Behardien was the only South African who had reason to celebrate - he also took his first T20 wicket when Martin Guptill holed out to a full toss - but by then New Zealand were already faring better than they had on Friday night.
Kagiso Rabada and Kyle Abbott provided plenty that was pitched up, and Williamson and Guptill plundered runs over their heads. Their partnership was worth 50 when Williamson sliced Rabada to deep third man and when Guptill was dropped two overs later, New Zealand looked ready to replay their Kingsmead collapse.
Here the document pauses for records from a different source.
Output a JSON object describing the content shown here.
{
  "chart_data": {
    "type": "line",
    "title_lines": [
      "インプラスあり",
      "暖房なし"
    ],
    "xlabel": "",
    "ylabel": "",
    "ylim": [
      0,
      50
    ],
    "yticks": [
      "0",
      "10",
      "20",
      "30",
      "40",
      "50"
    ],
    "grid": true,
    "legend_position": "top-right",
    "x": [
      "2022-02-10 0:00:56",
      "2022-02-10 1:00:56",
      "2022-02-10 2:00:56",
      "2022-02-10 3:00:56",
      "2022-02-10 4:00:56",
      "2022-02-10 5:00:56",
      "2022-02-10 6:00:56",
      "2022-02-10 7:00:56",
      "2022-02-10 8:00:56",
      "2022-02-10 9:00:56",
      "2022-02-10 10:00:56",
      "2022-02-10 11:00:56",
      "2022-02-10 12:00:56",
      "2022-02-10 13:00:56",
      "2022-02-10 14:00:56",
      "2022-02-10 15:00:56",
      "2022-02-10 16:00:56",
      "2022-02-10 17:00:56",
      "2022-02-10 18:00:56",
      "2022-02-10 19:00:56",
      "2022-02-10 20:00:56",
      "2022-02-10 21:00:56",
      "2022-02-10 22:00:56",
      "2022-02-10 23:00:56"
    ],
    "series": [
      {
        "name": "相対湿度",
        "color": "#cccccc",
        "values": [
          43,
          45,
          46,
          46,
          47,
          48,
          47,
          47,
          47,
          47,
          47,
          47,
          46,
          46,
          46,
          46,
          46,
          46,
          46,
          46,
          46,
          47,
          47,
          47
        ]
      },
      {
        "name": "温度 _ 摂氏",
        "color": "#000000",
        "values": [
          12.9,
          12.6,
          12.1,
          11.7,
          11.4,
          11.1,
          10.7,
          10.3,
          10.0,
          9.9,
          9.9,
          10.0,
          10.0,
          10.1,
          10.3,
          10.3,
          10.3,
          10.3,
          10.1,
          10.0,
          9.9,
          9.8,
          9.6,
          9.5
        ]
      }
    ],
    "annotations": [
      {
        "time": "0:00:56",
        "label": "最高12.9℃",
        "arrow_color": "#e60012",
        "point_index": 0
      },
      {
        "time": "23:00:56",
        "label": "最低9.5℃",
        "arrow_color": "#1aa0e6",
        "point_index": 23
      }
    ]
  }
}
But South Africa were unable to enforce the same squeeze. Guptill was on 38 when Miller put him down, and he added another 22 runs to his score, mostly by taking on the spinners. He brought up his sixth T20 fifty - the only one of the game - with a slog sweep off Eddie Leie and breached the boundary one more time before holing out to a full-toss offered by Behardien.
Grant Elliott followed Guptill in the following over when he was trapped on the front pad by a tossed up delivery from Phangiso, but still, New Zealand did not slow down. They scored 63 runs off the last seven overs as Neesham and Colin Munro brought out an array of strokes, with Munro taking 18 runs off Abbott's third over with clean strokes down the ground.
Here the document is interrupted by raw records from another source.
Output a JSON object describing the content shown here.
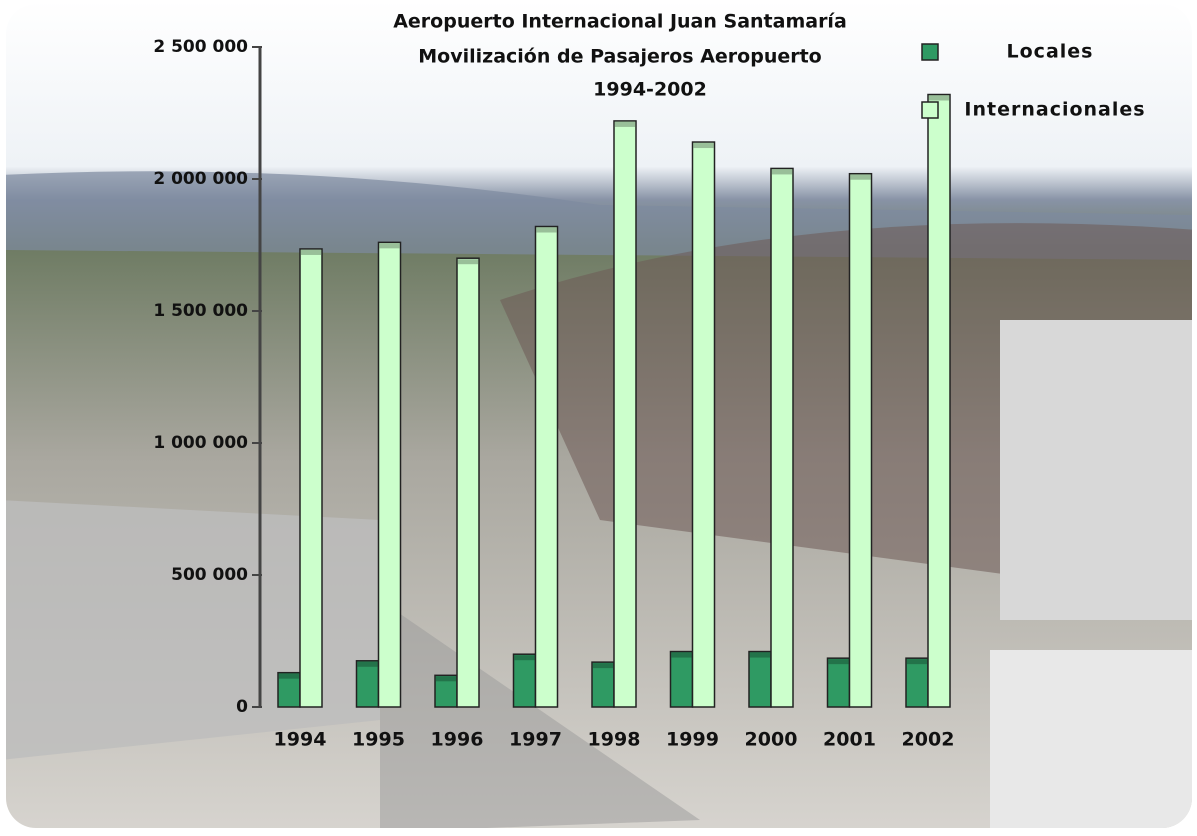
{
  "chart_data": {
    "type": "bar",
    "title": [
      "Aeropuerto Internacional Juan Santamaría",
      "Movilización de Pasajeros Aeropuerto",
      "1994-2002"
    ],
    "categories": [
      "1994",
      "1995",
      "1996",
      "1997",
      "1998",
      "1999",
      "2000",
      "2001",
      "2002"
    ],
    "series": [
      {
        "name": "Locales",
        "color": "#2f9a63",
        "values": [
          130000,
          175000,
          120000,
          200000,
          170000,
          210000,
          210000,
          185000,
          185000
        ]
      },
      {
        "name": "Internacionales",
        "color": "#ccffcc",
        "values": [
          1735000,
          1760000,
          1700000,
          1820000,
          2220000,
          2140000,
          2040000,
          2020000,
          2320000
        ]
      }
    ],
    "ylim": [
      0,
      2500000
    ],
    "yticks": [
      0,
      {
        "value": 500000,
        "label": "500 000"
      },
      {
        "value": 1000000,
        "label": "1 000 000"
      },
      {
        "value": 1500000,
        "label": "1 500 000"
      },
      {
        "value": 2000000,
        "label": "2 000 000"
      },
      {
        "value": 2500000,
        "label": "2 500 000"
      }
    ],
    "legend": "top-right"
  }
}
Rabada had Neesham and Munro dismissed in consecutive balls to find himself on a hat-trick for the second time in the series. Abbott did not enjoy the same fortune, though, and went wicketless for the third international match in a row.
South Africa were never able to get on a similar roll. Van Wyk was cramped for room on the pull and caught behind in the third over, and Hashim Amla was caught at point in the fourth which meant an unsteady start.
De Villiers, Rilee Rossouw, Farhaan Behardien and Miller all had the opportunity to put that right but none showed the patience required to do that. De Villiers departed cheaply, going for one big shot too many and Rossouw, who showed proficiency against both pace and spin, came out of his crease to pull Ish Sodhi and found short midwicket which left Behardien and Miller to score 103 runs in the second half of the South Africa innings.
Scoreboard pressure increased when they found the boundary only four times in the five overs that followed and Behardien, although comfortable, through caution to the wind. He slog-swept a Nathan McCullum full toss to deep mid-wicket to begin South Africa's slide. A wicket fell in each of the next three overs as the pressure told. New Zealand offered deliveries South Africa could not resist hitting and the visitors' fielding was sharp enough to take the chances.
Behardien, David Wiese, Phangiso and Miller joined de Villiers, Rossouw, Amla and van Wyk in falling to big shots, but the lower-middle order's collapse was more dramatic. South Africa lost 4 for 19, stubbed out of the chase and were forced to share the series spoils.